Un architecte renommé prétendait avoir crée en 1995 un modèle de maison dénommé « maison papillon » sur  lequel il avait concédé une licence à plusieurs sociétés.

 

Après avoir découvert qu’une société reproduisait son modèle, il a assigné cette dernière en contrefaçon.

 

Par jugement en date du 3 février 2011, le Tribunal de grande instance de Meaux a débouté le demandeur de son action pour défaut d’originalité du modèle.

 

La Cour d’Appel infirme le jugement.

 

Sur la recevabilité à agir

 

Dans la présente affaire, le demandeur n’avait déposé aucun modèle auprès de l’INPI. Il devait donc rapporter la preuve de sa qualité d’auteur contestée comme il se doit par la défenderesse.

Par une appréciation souveraine, les juges ont considéré que le requérant avait rapporté la preuve de sa qualité d’auteur au vu des éléments suivants:

– un document intitulé concept d’assemblage d’une cellule d’habitation qui comportait des explicitations du modèle, le nom et l’adresse, ainsi que la mention du nom de l’auteur suivi de la mention « modèle déposé à l’INPI n°48880 » 

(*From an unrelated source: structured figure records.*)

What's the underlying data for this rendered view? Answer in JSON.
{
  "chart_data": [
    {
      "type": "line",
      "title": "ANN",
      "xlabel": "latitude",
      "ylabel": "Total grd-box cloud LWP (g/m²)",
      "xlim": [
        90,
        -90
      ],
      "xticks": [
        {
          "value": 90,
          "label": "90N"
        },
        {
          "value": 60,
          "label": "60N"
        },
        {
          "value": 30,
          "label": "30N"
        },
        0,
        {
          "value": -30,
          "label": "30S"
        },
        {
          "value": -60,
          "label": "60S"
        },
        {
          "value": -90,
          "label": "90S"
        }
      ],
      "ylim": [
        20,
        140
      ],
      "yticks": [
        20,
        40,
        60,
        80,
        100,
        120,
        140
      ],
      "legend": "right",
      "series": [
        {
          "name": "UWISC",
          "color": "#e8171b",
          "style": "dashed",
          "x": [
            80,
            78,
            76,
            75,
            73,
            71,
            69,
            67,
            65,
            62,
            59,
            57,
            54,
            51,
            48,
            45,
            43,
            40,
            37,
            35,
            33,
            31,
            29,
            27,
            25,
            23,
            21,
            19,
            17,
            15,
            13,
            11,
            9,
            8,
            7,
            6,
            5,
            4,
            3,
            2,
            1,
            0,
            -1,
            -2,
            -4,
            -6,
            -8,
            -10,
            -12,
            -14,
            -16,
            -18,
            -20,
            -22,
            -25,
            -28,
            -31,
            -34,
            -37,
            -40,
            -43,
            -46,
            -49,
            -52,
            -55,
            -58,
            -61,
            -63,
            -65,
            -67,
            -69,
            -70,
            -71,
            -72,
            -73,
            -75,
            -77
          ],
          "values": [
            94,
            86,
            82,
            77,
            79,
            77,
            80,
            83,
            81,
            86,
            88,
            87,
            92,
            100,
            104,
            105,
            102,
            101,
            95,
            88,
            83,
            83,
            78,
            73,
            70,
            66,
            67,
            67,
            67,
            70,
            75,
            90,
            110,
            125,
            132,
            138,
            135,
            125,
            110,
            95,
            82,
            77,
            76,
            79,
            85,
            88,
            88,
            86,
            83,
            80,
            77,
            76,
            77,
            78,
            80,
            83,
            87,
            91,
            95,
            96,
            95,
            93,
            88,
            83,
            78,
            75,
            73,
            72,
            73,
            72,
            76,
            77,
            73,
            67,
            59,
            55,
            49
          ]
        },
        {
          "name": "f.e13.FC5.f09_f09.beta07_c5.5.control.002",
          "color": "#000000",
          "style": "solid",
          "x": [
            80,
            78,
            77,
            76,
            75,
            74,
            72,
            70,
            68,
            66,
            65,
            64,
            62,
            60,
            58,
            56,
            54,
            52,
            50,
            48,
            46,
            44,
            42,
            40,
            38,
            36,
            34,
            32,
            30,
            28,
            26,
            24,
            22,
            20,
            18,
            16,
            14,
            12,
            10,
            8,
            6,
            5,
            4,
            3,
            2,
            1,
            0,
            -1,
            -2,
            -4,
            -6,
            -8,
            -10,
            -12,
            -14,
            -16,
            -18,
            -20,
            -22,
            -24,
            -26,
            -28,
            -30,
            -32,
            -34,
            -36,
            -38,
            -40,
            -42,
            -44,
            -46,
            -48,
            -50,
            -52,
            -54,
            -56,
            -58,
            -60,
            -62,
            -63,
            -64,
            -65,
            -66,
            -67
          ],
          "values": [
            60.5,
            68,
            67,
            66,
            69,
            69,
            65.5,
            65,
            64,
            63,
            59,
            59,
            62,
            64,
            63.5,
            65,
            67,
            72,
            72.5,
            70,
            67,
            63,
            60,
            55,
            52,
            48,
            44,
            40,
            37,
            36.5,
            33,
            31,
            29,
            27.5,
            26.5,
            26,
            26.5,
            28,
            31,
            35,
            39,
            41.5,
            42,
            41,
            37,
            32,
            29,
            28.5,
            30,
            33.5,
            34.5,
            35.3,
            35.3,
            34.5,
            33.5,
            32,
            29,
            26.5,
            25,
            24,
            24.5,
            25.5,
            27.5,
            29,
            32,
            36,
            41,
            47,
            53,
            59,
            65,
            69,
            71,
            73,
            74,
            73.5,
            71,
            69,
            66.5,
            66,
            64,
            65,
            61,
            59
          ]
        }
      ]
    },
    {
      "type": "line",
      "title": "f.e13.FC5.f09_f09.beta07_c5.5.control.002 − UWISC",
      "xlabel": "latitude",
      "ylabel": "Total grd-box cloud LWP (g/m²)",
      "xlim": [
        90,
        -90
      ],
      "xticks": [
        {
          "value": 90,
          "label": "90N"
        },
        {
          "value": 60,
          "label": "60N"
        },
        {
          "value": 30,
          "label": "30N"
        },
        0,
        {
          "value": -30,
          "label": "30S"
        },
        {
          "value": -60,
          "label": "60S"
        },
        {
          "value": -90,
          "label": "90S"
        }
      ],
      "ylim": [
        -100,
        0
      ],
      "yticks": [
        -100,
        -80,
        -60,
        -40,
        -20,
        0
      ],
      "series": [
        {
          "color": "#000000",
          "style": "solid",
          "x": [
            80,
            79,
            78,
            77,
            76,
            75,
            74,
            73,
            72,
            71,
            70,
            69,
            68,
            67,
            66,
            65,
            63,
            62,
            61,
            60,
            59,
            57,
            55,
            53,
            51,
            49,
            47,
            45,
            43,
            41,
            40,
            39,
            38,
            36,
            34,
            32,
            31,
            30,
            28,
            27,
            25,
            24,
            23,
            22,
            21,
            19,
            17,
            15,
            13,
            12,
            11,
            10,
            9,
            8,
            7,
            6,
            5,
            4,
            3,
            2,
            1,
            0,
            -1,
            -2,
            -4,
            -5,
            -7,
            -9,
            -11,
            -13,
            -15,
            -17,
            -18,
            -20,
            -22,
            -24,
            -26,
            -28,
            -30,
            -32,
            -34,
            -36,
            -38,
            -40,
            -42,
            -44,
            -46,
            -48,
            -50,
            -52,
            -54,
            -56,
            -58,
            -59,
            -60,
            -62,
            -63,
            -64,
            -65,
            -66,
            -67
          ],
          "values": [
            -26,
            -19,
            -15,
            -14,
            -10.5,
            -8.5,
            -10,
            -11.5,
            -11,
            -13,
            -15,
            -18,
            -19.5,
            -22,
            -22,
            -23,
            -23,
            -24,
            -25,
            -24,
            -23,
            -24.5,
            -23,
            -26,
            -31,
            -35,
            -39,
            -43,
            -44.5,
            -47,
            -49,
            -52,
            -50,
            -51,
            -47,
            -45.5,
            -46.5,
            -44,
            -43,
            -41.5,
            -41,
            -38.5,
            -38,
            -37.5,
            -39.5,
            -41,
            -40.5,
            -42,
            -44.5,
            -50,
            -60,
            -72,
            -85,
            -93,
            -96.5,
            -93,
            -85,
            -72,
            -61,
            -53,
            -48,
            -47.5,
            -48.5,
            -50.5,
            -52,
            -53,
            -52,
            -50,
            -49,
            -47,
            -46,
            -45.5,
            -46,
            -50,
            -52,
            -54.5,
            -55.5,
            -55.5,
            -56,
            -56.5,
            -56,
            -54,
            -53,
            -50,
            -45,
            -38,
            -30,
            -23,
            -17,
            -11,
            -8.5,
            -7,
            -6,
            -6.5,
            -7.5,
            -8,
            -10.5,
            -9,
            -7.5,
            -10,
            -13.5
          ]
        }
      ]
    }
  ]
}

– des maquettes réalisées à partir du plan-type

– des enveloppes Soleau datées et numérotées

– un contrat de licence désignant le demandeur en tant que concepteur du modèle

– divers articles de presse

– une correspondance de son assistante informant le demandeur d’une reproduction illégale de son modèle

– une photographie d’une maison commercialisée par une société sous licence présentant sa production  sous le titre « modèle T. »

 

 

Sur le caractère original du modèle

 

Les juges du fond ont considéré que l’œuvre revendiquée était dénuée de toute originalité au motif qu’elle se limitait à reproduire des plans sans se caractériser par des éléments architecturaux tels que toiture, façade, matériaux, agencement des pièces.

 

En l’espèce, l’œuvre revendiquée répondait à la définition du modèle-type qui est un projet de bâtiment  défini avant toute commercialisation au moyen de plans et de documents descriptifs dont le maître d’ouvrage et le terrain ne sont pas connus au moment de la conception.

 

La Cour retient l’originalité du modèle-type élaboré par le demandeur  au motif :

« Qu’il apparaît que l’agencement des masses dicté par le croisement de diagonales en un espace central, l’adaptabilité recherchée de la construction afin de l’insérer dans l’environnement et de gagner en fonctionnalité ou l’esthétique particulière des façades et toitures induite par la disposition des différents corps de la construction, dans la combinaison revendiquée, ne peuvent être considérés comme contraints ou se bornant à emprunter au fonds commun de l’architecture mais procèdent de choix délibérés et d’un parti-pris esthétique, se retrouvant tant dans le modèle type précisément élaboré ainsi que dans les variantes proposées, qui imprègnent l”uvre de la personnalité de leur auteur »

 

Elle ajoute que :

 

« Que la société intimée qui ne justifie ni même ne fait état de l’existence d’œuvres antérieures à 1996 reproduisant, dans la même combinaison, l’ensemble des caractéristiques revendiquées et qui, par ailleurs, n’est pas fondée à se prévaloir des directives du maître de l’ouvrage, par hypothèse inconnu dans le cadre des modèles types ci-avant définis, dès lors qu’elles ne se substituent pas à l’apport créatif de l’architecte n’est, par conséquent, pas fondée en sa contestation de l’originalité de l”uvre litigieuse  »

 

Rappelons que les œuvres des architectes  tels que les plans, croquis (CPI, L.122-2 12ème) mais également l’œuvre architecturale en elle-même sont éligibles à la protection par le droit d’auteur pour autant qu’elles présentent un effort créatif, une recherche esthétique personnelle reflétant la personnalité de leur auteur.

 

Sont dépourvues d’originalité les œuvres qui sont la reproduction banale de types d’édifices largement répandus à travers le territoire.

 

Traditionnellement, les juges sont réticents à reconnaître l’originalité de plans plutôt que celle d’un édifice.